Autonomic Nervous System Balance and Ocular Blood Flow

Glaucoma patients often have signs of autonomic imbalance, especially sympathetically driven stress. A key measure is heart rate variability (HRV), which quantifies fluctuations between heartbeats. High HRV is a healthy sign of strong parasympathetic (calming) tone and adaptability; low HRV implies sympathetic (stress) dominance. Studies find that glaucoma patients – including those with normal eye pressure (“normal-tension glaucoma”) – often have reduced HRV and signs of vascular dysregulation. For example, in one study NTG patients had a “predominance of sympathetic activity” on a stress test compared to healthy controls (pmc.ncbi.nlm.nih.gov). These patients also showed reduced blood flow (lower diastolic velocity) in the central retinal and ciliary arteries (pmc.ncbi.nlm.nih.gov). In other words, stressed subjects had more constricted retinal blood vessels.
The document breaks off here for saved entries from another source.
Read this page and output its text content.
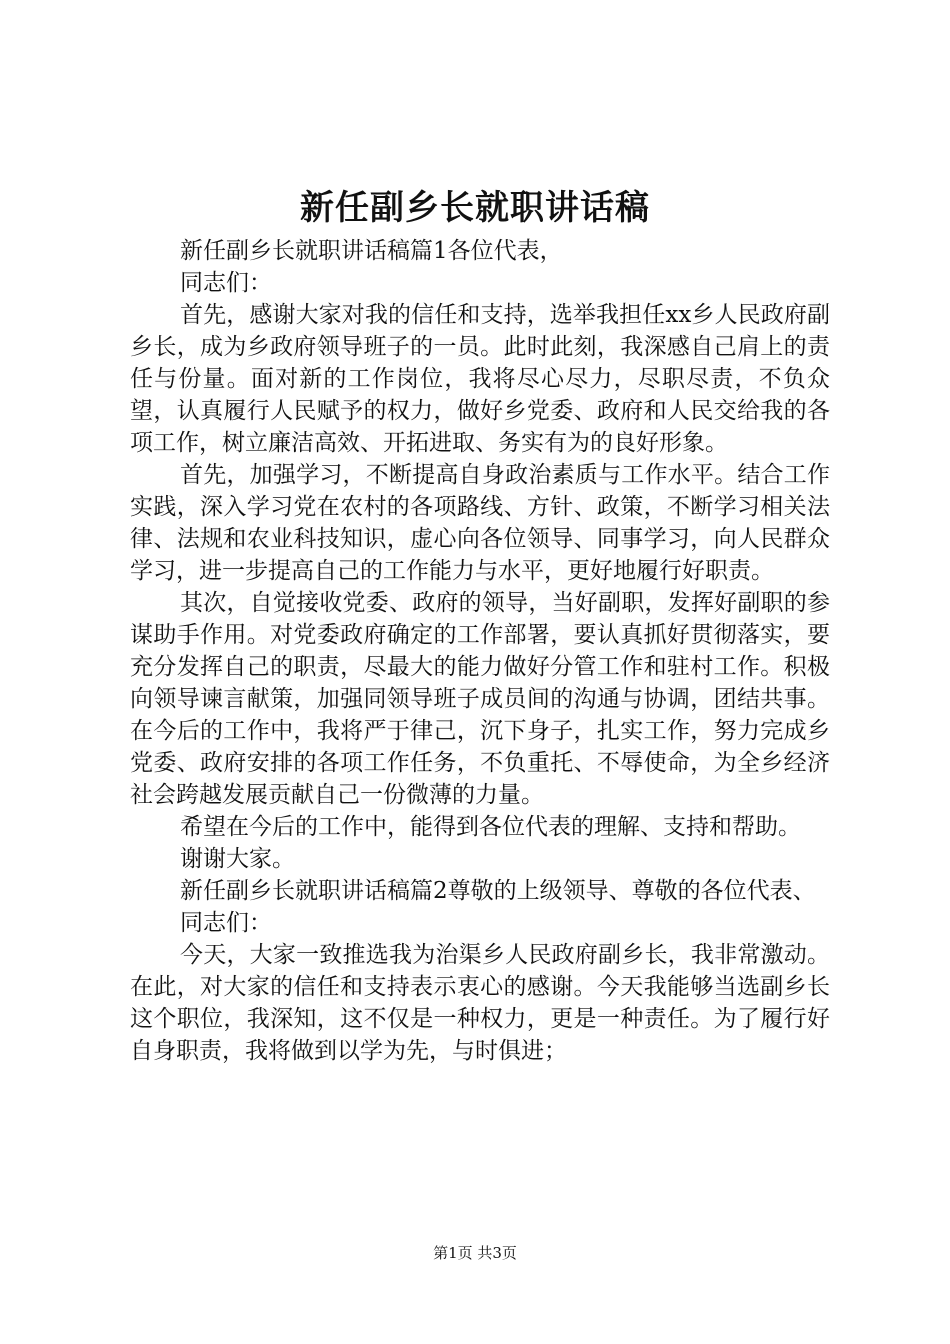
新任副乡长就职讲话稿

新任副乡长就职讲话稿篇1各位代表，

同志们：

首先，感谢大家对我的信任和支持，选举我担任xx乡人民政府副乡长，成为乡政府领导班子的一员。此时此刻，我深感自己肩上的责任与份量。面对新的工作岗位，我将尽心尽力，尽职尽责，不负众望，认真履行人民赋予的权力，做好乡党委、政府和人民交给我的各项工作，树立廉洁高效、开拓进取、务实有为的良好形象。

首先，加强学习，不断提高自身政治素质与工作水平。结合工作实践，深入学习党在农村的各项路线、方针、政策，不断学习相关法律、法规和农业科技知识，虚心向各位领导、同事学习，向人民群众学习，进一步提高自己的工作能力与水平，更好地履行好职责。

其次，自觉接收党委、政府的领导，当好副职，发挥好副职的参谋助手作用。对党委政府确定的工作部署，要认真抓好贯彻落实，要充分发挥自己的职责，尽最大的能力做好分管工作和驻村工作。积极向领导谏言献策，加强同领导班子成员间的沟通与协调，团结共事。在今后的工作中，我将严于律己，沉下身子，扎实工作，努力完成乡党委、政府安排的各项工作任务，不负重托、不辱使命，为全乡经济社会跨越发展贡献自己一份微薄的力量。

希望在今后的工作中，能得到各位代表的理解、支持和帮助。

谢谢大家。

新任副乡长就职讲话稿篇2尊敬的上级领导、尊敬的各位代表、

同志们：

今天，大家一致推选我为治渠乡人民政府副乡长，我非常激动。在此，对大家的信任和支持表示衷心的感谢。今天我能够当选副乡长这个职位，我深知，这不仅是一种权力，更是一种责任。为了履行好自身职责，我将做到以学为先，与时俱进；

第1页 共3页
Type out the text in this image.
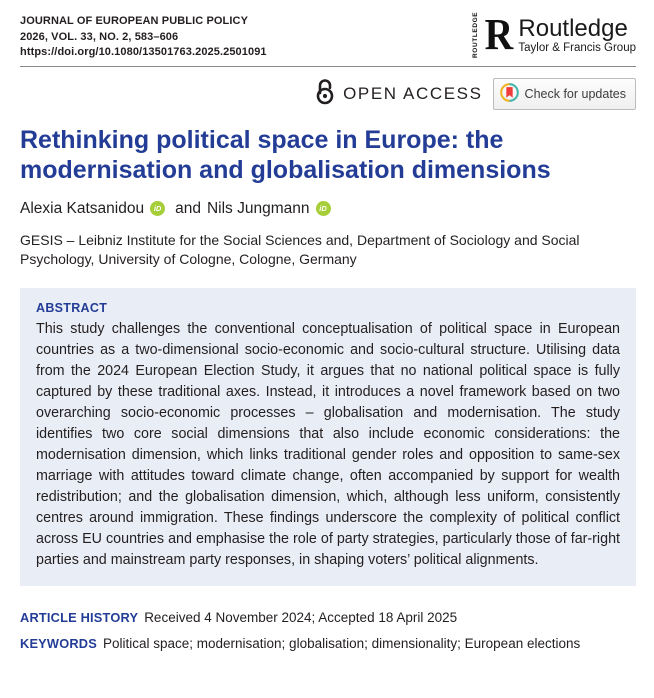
JOURNAL OF EUROPEAN PUBLIC POLICY
2026, VOL. 33, NO. 2, 583–606
https://doi.org/10.1080/13501763.2025.2501091	ROUTLEDGE R Routledge
Taylor & Francis Group
OPEN ACCESS	Check for updates
Rethinking political space in Europe: the modernisation and globalisation dimensions
Alexia Katsanidou	iD and Nils Jungmann	iD
GESIS – Leibniz Institute for the Social Sciences and, Department of Sociology and Social Psychology, University of Cologne, Cologne, Germany
ABSTRACT
This study challenges the conventional conceptualisation of political space in European countries as a two-dimensional socio-economic and socio-cultural structure. Utilising data from the 2024 European Election Study, it argues that no national political space is fully captured by these traditional axes. Instead, it introduces a novel framework based on two overarching socio-economic processes – globalisation and modernisation. The study identifies two core social dimensions that also include economic considerations: the modernisation dimension, which links traditional gender roles and opposition to same-sex marriage with attitudes toward climate change, often accompanied by support for wealth redistribution; and the globalisation dimension, which, although less uniform, consistently centres around immigration. These findings underscore the complexity of political conflict across EU countries and emphasise the role of party strategies, particularly those of far-right parties and mainstream party responses, in shaping voters’ political alignments.
ARTICLE HISTORY Received 4 November 2024; Accepted 18 April 2025
KEYWORDS Political space; modernisation; globalisation; dimensionality; European elections
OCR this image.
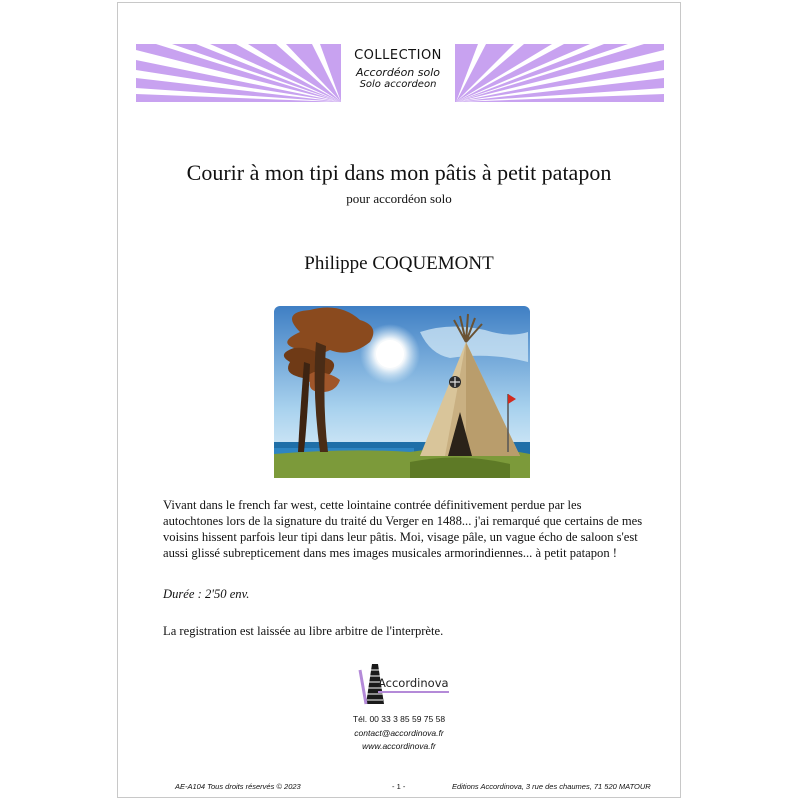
COLLECTION
Accordéon solo
Solo accordeon
Courir à mon tipi dans mon pâtis à petit patapon
pour accordéon solo
Philippe COQUEMONT
Vivant dans le french far west, cette lointaine contrée définitivement perdue par les autochtones lors de la signature du traité du Verger en 1488... j'ai remarqué que certains de mes voisins hissent parfois leur tipi dans leur pâtis. Moi, visage pâle, un vague écho de saloon s'est aussi glissé subrepticement dans mes images musicales armorindiennes... à petit patapon !
Durée : 2'50 env.
La registration est laissée au libre arbitre de l'interprète.
Accordinova
Tél. 00 33 3 85 59 75 58
contact@accordinova.fr
www.accordinova.fr
AE-A104 Tous droits réservés © 2023	- 1 -	Editions Accordinova, 3 rue des chaumes, 71 520 MATOUR
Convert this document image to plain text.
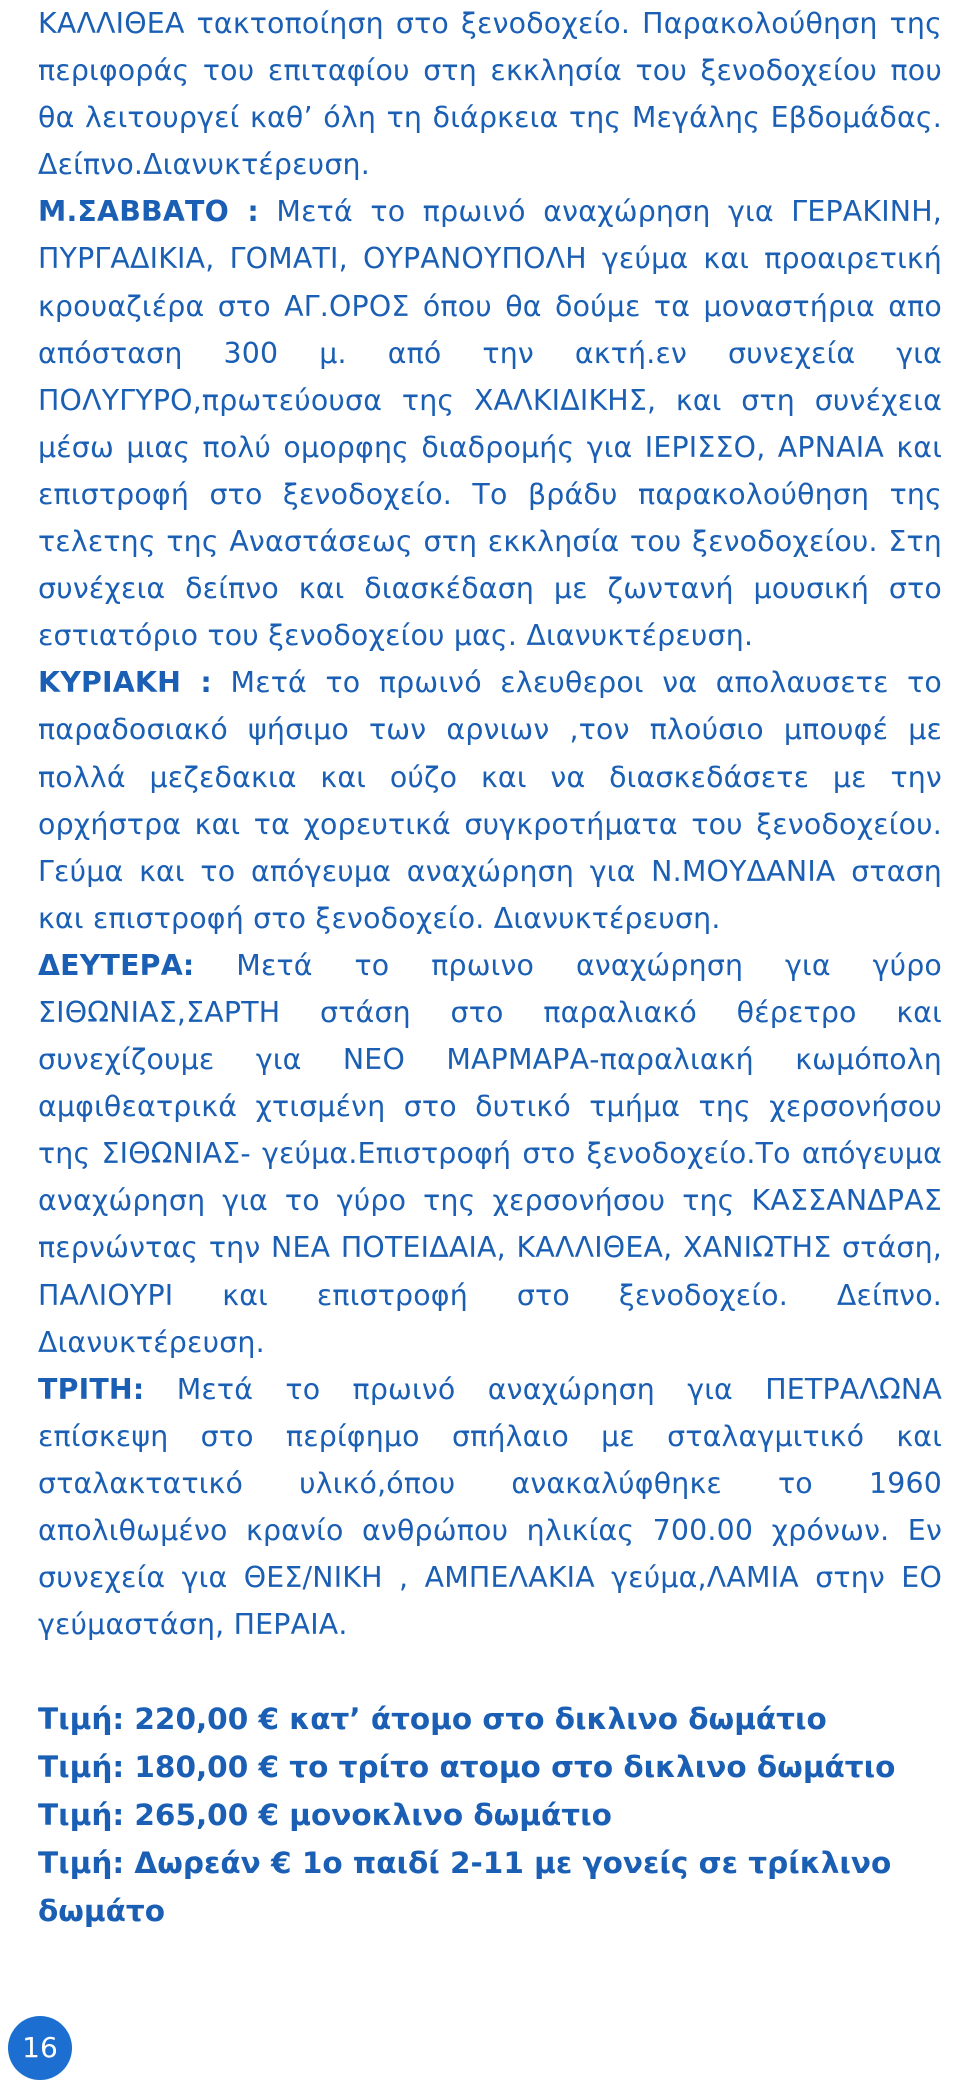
ΚΑΛΛΙΘΕΑ τακτοποίηση στο ξενοδοχείο. Παρακολούθηση της περιφοράς του επιταφίου στη εκκλησία του ξενοδοχείου που θα λειτουργεί καθ’ όλη τη διάρκεια της Μεγάλης Εβδομάδας. Δείπνο.Διανυκτέρευση.

Μ.ΣΑΒΒΑΤΟ : Μετά το πρωινό αναχώρηση για ΓΕΡΑΚΙΝΗ, ΠΥΡΓΑΔΙΚΙΑ, ΓΟΜΑΤΙ, ΟΥΡΑΝΟΥΠΟΛΗ γεύμα και προαιρετική κρουαζιέρα στο ΑΓ.ΟΡΟΣ όπου θα δούμε τα μοναστήρια απο απόσταση 300 μ. από την ακτή.εν συνεχεία για ΠΟΛΥΓΥΡΟ,πρωτεύουσα της ΧΑΛΚΙΔΙΚΗΣ, και στη συνέχεια μέσω μιας πολύ ομορφης διαδρομής για ΙΕΡΙΣΣΟ, ΑΡΝΑΙΑ και επιστροφή στο ξενοδοχείο. Το βράδυ παρακολούθηση της τελετης της Αναστάσεως στη εκκλησία του ξενοδοχείου. Στη συνέχεια δείπνο και διασκέδαση με ζωντανή μουσική στο εστιατόριο του ξενοδοχείου μας. Διανυκτέρευση.

ΚΥΡΙΑΚΗ : Μετά το πρωινό ελευθεροι να απολαυσετε το παραδοσιακό ψήσιμο των αρνιων ,τον πλούσιο μπουφέ με πολλά μεζεδακια και ούζο και να διασκεδάσετε με την ορχήστρα και τα χορευτικά συγκροτήματα του ξενοδοχείου. Γεύμα και το απόγευμα αναχώρηση για Ν.ΜΟΥΔΑΝΙΑ σταση και επιστροφή στο ξενοδοχείο. Διανυκτέρευση.

ΔΕΥΤΕΡΑ: Μετά το πρωινο αναχώρηση για γύρο ΣΙΘΩΝΙΑΣ,ΣΑΡΤΗ στάση στο παραλιακό θέρετρο και συνεχίζουμε για ΝΕΟ ΜΑΡΜΑΡΑ-παραλιακή κωμόπολη αμφιθεατρικά χτισμένη στο δυτικό τμήμα της χερσονήσου της ΣΙΘΩΝΙΑΣ- γεύμα.Επιστροφή στο ξενοδοχείο.Το απόγευμα αναχώρηση για το γύρο της χερσονήσου της ΚΑΣΣΑΝΔΡΑΣ περνώντας την ΝΕΑ ΠΟΤΕΙΔΑΙΑ, ΚΑΛΛΙΘΕΑ, ΧΑΝΙΩΤΗΣ στάση, ΠΑΛΙΟΥΡΙ και επιστροφή στο ξενοδοχείο. Δείπνο. Διανυκτέρευση.

ΤΡΙΤΗ: Μετά το πρωινό αναχώρηση για ΠΕΤΡΑΛΩΝΑ επίσκεψη στο περίφημο σπήλαιο με σταλαγμιτικό και σταλακτατικό υλικό,όπου ανακαλύφθηκε το 1960 απολιθωμένο κρανίο ανθρώπου ηλικίας 700.00 χρόνων. Εν συνεχεία για ΘΕΣ/ΝΙΚΗ , ΑΜΠΕΛΑΚΙΑ γεύμα,ΛΑΜΙΑ στην ΕΟ γεύμαστάση, ΠΕΡΑΙΑ.

Τιμή: 220,00 € κατ’ άτομο στο δικλινο δωμάτιο
Τιμή: 180,00 € το τρίτο ατομο στο δικλινο δωμάτιο
Τιμή: 265,00 € μονοκλινο δωμάτιο
Τιμή: Δωρεάν € 1ο παιδί 2-11 με γονείς σε τρίκλινο δωμάτο
16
Even more striking, a retrospective clinical study divided glaucoma patients by HRV. Those with low HRV (high stress) had much faster nerve-fiber loss and worse visual field decline than patients with high HRV (pubmed.ncbi.nlm.nih.gov). The low-HRV group had on average a 1.44 µm/year retinal nerve fiber thinning versus 0.29 µm/year in the high-HRV group (nearly five times faster) (pubmed.ncbi.nlm.nih.gov). They also had more IOP fluctuations and lower overall eye perfusion pressure. This suggests that autonomic dysfunction – measurable by heart rate tests – accelerates glaucoma damage, likely by impairing ocular blood flow and increasing pressure variability (pubmed.ncbi.nlm.nih.gov) (pmc.ncbi.nlm.nih.gov).

Measuring and improving HRV. While not a standard lab test, HRV can be measured with consumer devices (chest straps or smartwatches) that track beat-to-beat intervals. Patients interested in comprehensive risk profiling could measure their resting HRV (often reported as “SDNN” or “RMSSD”) using guided protocols. Higher HRV (more variability) is better; lower HRV signals chronic stress. Improving HRV through regular exercise, stress reduction, and sleep hygiene could help balance the autonomic system.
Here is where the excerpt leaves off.